NG2 glia promote injured spinal cord repair through neuronal transdifferentiation and keratins expression in juvenile mice.

Background context: Spinal cord injury (SCI) causes severe nerve damage, and there are still considerable challenges in treatment due to its complex pathological mechanisms. Juvenile mice are characterized by robust regenerative and reparative abilities. Specifically, neonatal mice can attain scar-free healing subsequent to SCI. Nevertheless, mature neurons, astrocytes, ependymal cells and microglia possess restricted neuronal regenerative potential. Therefore, the cellular origin of cells that facilitate neuronal regeneration following SCI in neonatal mice or juvenile mice remains elusive.
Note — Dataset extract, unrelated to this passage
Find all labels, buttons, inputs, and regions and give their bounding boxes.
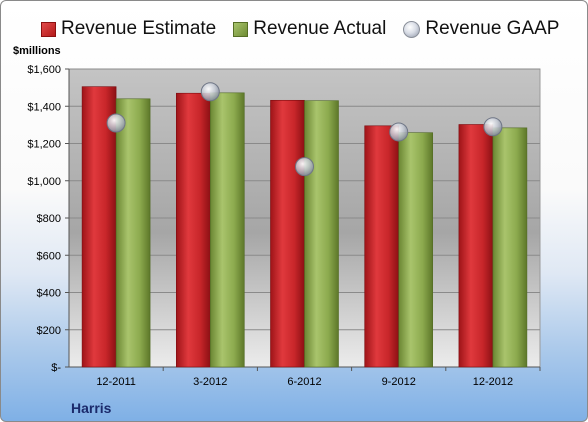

Purpose: NG2 glia could proliferate, migrate, and differentiate into mature oligodendrocytes. NG2 glia are also considered multipotent neural progenitor cells capable of differentiating into neurons. We previously found that NG2 glia upregulated the expression of neuronal markers following SCI. Thus, our study aimed to determine that whether NG2 glia are responsible for neuroregeneration in juvenile mice following SCI.

Study design: Primary NG2 glia were obtained from the cerebral cortices of postnatal day 1-2 (P1-2) Sprague Dawley rats, OLN-93 cells (rat NG2 glia) and MO3.13 cells (human NG2 glia) were used to detect the transdifferentiation of NG2 glia via immunofluorescence. Juvenile C57BL/6J mice aged 1 to 2 weeks and 8-week-old C57BL/6J female mice were subjected to spinal cord crush injury.

Methods: By integrating cell culture, immunofluorescence staining, transcriptome RNA sequencing, and molecular experiments, we investigated the role and underlying mechanism of NG2 glia in neuroregeneration and repair subsequent to SCI.

Results: We discovered that NG2 glia are capable of forming oligospheres and transdifferentiating into neuron-like cells both in vitro and in vivo. We observed that juvenile mice aged 1 to 2 weeks can spontaneously repair their injured spinal cords and significantly contribute to neuroregeneration and repair following SCI. NG2 glia migrated from the white matter of spinal cord to the injury area. Their numbers increased significantly on the first day after SCI, reached a peak on day 3, and gradually declined after the repair process. Additionally, we revealed that keratinization-related signals were significantly activated in juvenile mice after SCI. During the self - repair process, the expression of keratins in NG2 glia at the injury site was significantly upregulated.

Conclusions: In conclusion, NG2 glia play a crucial role in neuroregeneration and repair after SCI through transdifferentiating into neuron-like cells and expressing keratins.

Clinical significance: Keratin biomaterials have been shown to support locomotor functional recovery and may modify the acute inflammatory response after SCI. Thus, targeting NG2 glia may be a vital strategy for promoting spinal cord healing following SCI.